Again, we see that there is room for specialists who know how to sort out the complicated cases. However, a strong basis for being able to distinguish a macro-scale brittle from a macro-scale ductile crack may be obtained by looking at six simple loading geometries in a few basic shape configurations.

These include axial loading of a cylindrical rod or bar (Figure 1), compression loading of a cylindrical bar, bending of a rectangular beam (Figure 2), torsion of a cylindrical shaft (Figure 3), contact stresses due to the intense pressure created in a bearing ball and its associated races (Figure 4), and direct shear stresses such as experienced by rivets holding two plates together.

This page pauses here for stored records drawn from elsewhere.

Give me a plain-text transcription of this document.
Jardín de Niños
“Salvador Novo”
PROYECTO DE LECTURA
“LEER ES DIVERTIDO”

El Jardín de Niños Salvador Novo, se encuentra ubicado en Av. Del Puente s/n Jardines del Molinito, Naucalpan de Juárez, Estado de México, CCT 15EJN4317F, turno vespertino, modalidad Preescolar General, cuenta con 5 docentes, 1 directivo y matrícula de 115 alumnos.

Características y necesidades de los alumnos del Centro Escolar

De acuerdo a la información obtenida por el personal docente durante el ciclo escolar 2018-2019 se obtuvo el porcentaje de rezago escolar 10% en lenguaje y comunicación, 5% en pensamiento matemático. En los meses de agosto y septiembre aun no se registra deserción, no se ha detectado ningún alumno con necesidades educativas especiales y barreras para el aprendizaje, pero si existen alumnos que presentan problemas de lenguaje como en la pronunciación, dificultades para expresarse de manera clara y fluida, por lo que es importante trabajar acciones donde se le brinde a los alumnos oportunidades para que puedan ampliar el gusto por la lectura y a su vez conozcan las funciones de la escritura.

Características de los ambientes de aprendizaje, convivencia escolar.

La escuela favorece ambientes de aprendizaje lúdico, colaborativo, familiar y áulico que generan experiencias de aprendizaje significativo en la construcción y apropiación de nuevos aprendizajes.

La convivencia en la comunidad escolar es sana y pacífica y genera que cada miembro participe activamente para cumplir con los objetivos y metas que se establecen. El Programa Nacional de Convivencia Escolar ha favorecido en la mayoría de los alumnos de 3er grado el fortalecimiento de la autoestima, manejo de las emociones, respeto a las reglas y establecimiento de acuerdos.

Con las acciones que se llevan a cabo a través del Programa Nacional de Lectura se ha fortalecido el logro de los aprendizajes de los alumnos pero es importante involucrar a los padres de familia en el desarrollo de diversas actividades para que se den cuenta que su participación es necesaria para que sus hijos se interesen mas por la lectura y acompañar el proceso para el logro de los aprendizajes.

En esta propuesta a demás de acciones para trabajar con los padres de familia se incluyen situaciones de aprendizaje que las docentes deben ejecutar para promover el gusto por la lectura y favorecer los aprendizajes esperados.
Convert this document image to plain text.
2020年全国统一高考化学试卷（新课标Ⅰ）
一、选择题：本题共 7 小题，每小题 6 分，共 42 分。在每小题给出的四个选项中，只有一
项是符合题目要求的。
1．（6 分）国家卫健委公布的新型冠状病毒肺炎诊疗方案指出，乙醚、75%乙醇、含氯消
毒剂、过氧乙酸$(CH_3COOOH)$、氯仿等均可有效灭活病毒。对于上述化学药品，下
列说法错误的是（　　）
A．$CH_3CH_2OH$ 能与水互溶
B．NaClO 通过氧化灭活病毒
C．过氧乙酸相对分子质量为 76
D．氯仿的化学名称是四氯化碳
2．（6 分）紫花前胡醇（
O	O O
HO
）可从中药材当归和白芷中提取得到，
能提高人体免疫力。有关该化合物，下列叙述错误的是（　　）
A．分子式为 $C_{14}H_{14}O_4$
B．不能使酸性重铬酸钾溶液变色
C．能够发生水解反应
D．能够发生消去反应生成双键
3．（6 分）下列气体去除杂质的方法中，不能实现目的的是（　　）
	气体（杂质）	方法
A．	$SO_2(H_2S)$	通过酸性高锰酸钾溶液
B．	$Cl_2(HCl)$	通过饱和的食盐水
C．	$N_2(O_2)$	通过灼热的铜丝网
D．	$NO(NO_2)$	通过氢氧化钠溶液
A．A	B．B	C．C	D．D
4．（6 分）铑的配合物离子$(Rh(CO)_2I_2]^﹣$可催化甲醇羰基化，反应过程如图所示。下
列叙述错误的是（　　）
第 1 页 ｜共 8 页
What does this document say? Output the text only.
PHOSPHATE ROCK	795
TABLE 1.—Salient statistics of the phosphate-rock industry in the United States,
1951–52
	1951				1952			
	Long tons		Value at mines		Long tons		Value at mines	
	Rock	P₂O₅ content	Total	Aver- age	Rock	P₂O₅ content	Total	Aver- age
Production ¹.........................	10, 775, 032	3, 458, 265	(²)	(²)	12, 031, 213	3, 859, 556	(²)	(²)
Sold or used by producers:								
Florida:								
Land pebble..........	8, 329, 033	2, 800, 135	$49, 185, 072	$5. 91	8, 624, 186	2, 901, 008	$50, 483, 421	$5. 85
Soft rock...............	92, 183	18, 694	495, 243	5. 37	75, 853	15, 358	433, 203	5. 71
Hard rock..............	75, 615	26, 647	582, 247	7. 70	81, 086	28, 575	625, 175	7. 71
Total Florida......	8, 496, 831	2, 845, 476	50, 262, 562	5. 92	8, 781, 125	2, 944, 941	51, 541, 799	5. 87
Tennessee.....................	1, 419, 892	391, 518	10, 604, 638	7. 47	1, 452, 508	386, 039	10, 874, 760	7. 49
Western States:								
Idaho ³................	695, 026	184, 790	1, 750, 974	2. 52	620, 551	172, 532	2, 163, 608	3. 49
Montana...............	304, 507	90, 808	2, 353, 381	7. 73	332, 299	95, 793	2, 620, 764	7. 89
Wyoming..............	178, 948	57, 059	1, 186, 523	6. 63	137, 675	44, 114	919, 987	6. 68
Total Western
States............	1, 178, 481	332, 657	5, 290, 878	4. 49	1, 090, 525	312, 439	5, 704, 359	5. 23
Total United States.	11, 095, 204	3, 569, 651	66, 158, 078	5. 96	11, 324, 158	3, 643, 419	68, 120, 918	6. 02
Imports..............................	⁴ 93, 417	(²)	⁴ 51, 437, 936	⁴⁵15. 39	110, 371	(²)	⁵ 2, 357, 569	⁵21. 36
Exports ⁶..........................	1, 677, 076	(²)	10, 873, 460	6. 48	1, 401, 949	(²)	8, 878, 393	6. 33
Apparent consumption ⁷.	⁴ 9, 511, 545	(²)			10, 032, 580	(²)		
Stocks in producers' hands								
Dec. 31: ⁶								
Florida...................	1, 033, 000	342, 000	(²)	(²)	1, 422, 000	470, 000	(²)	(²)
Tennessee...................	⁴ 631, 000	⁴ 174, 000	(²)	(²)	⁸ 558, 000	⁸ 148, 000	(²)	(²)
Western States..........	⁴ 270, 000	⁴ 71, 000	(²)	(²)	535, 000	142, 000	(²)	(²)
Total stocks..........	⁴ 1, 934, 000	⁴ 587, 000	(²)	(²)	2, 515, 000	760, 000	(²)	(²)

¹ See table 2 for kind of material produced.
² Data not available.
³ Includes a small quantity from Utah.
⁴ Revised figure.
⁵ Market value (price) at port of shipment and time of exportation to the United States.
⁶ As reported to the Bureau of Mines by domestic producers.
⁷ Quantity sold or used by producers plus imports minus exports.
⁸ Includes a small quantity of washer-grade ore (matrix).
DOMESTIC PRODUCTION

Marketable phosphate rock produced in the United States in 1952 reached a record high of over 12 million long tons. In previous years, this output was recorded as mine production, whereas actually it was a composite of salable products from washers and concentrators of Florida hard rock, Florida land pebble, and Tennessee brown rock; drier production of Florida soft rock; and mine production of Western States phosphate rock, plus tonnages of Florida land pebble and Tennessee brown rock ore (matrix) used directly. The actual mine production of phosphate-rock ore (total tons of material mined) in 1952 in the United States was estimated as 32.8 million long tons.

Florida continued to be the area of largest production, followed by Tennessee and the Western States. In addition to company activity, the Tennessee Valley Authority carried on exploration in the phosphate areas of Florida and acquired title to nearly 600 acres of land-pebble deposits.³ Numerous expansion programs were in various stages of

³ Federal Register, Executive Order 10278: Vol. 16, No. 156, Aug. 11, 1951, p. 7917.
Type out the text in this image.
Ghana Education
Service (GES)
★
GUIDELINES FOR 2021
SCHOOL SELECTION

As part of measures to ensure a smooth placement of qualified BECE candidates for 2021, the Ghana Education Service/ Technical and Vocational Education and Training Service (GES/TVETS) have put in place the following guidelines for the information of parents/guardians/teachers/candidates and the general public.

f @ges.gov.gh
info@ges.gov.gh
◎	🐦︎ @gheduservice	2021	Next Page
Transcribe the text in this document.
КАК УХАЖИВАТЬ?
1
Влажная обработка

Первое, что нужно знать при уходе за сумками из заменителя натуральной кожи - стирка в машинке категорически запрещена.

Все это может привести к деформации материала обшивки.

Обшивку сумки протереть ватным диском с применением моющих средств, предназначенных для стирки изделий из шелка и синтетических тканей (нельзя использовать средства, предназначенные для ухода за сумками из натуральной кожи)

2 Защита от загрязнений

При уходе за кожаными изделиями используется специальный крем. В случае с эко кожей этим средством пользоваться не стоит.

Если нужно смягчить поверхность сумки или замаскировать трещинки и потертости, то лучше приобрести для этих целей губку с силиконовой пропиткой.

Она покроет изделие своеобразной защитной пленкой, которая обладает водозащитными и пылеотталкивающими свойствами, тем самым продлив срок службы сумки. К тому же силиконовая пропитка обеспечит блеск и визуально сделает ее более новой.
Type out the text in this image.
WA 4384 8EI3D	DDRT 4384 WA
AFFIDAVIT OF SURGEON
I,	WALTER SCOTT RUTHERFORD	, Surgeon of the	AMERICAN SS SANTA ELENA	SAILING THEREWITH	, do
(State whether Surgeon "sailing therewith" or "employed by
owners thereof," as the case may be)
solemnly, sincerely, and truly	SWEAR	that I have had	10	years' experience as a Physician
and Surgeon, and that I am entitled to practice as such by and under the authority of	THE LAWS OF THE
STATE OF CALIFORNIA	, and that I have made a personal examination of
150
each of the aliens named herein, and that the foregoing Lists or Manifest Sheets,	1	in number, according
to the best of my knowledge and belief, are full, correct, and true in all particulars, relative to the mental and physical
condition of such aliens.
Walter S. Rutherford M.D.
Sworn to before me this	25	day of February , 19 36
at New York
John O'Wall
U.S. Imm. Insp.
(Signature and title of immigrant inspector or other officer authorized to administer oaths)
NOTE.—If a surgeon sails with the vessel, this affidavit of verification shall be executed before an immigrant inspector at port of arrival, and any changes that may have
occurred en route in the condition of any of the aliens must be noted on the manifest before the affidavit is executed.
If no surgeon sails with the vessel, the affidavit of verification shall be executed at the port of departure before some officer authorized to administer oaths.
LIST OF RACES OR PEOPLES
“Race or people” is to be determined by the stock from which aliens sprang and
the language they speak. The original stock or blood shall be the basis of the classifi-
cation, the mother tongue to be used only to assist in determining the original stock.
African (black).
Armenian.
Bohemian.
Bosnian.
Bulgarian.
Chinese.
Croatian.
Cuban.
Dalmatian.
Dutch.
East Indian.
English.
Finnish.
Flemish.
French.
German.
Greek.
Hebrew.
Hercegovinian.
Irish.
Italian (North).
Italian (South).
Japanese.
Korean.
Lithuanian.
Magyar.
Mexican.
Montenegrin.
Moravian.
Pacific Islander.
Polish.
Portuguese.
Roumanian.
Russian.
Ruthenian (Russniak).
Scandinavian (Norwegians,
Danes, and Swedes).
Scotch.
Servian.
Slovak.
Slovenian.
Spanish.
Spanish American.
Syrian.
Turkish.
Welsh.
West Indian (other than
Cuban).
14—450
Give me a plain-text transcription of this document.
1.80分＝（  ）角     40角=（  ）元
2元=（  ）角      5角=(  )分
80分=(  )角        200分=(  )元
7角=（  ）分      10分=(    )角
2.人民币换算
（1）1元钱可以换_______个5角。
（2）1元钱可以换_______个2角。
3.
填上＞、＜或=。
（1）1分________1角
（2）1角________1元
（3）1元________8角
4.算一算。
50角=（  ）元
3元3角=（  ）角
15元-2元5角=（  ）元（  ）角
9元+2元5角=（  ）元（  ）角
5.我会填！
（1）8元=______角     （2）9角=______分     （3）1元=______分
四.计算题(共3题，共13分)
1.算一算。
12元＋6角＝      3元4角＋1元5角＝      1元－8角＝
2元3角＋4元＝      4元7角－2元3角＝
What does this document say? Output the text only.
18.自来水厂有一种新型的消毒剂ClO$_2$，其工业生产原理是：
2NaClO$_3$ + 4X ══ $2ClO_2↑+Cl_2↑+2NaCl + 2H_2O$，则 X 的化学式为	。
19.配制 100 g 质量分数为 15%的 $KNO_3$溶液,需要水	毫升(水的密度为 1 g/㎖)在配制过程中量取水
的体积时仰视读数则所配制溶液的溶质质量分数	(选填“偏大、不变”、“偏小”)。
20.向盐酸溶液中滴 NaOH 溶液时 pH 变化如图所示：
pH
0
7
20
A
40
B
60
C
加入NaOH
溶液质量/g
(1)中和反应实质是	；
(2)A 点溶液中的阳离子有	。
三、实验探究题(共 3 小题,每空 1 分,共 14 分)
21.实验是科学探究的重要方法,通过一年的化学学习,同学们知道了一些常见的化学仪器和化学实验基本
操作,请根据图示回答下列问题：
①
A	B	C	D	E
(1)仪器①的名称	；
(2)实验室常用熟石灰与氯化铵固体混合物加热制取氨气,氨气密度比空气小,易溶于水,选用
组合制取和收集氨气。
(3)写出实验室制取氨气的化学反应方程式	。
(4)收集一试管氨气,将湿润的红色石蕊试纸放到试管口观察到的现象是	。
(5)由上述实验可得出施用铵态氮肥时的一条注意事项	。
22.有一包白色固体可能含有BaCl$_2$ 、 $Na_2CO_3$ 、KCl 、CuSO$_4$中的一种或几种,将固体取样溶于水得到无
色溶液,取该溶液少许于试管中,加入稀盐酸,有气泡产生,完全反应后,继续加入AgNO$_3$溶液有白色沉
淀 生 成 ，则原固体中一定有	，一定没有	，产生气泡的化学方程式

The next columns in this series will address these basic loading geometries in components of simple shapes.

The only other detail remaining in gaining a basic understanding of how to tell ductile from brittle fracture is learning to interpret micro-scale features. A complete fracture analysis, often required to determine areas of responsibility in field failures, needs to determine both macro- and micro-level crack features.

The macro-level features generally shed the most light on how the part was loaded while the micro-level features shed the most light on whether the material was processed properly.

After reviewing the basic loading geometries, this column will move on to cover aspects of microfractography. A scanning electron microscope is generally (although not always) needed to perform microfractography. In order to interpret microfractographic data, an understanding of physical metallurgy and an ability to interpret microstructure data is required.

The two basic types of micro-scale brittle fractures (Figures 5 and 6) and the one basic type of micro-scale ductile cracking are shown here (Figure 7).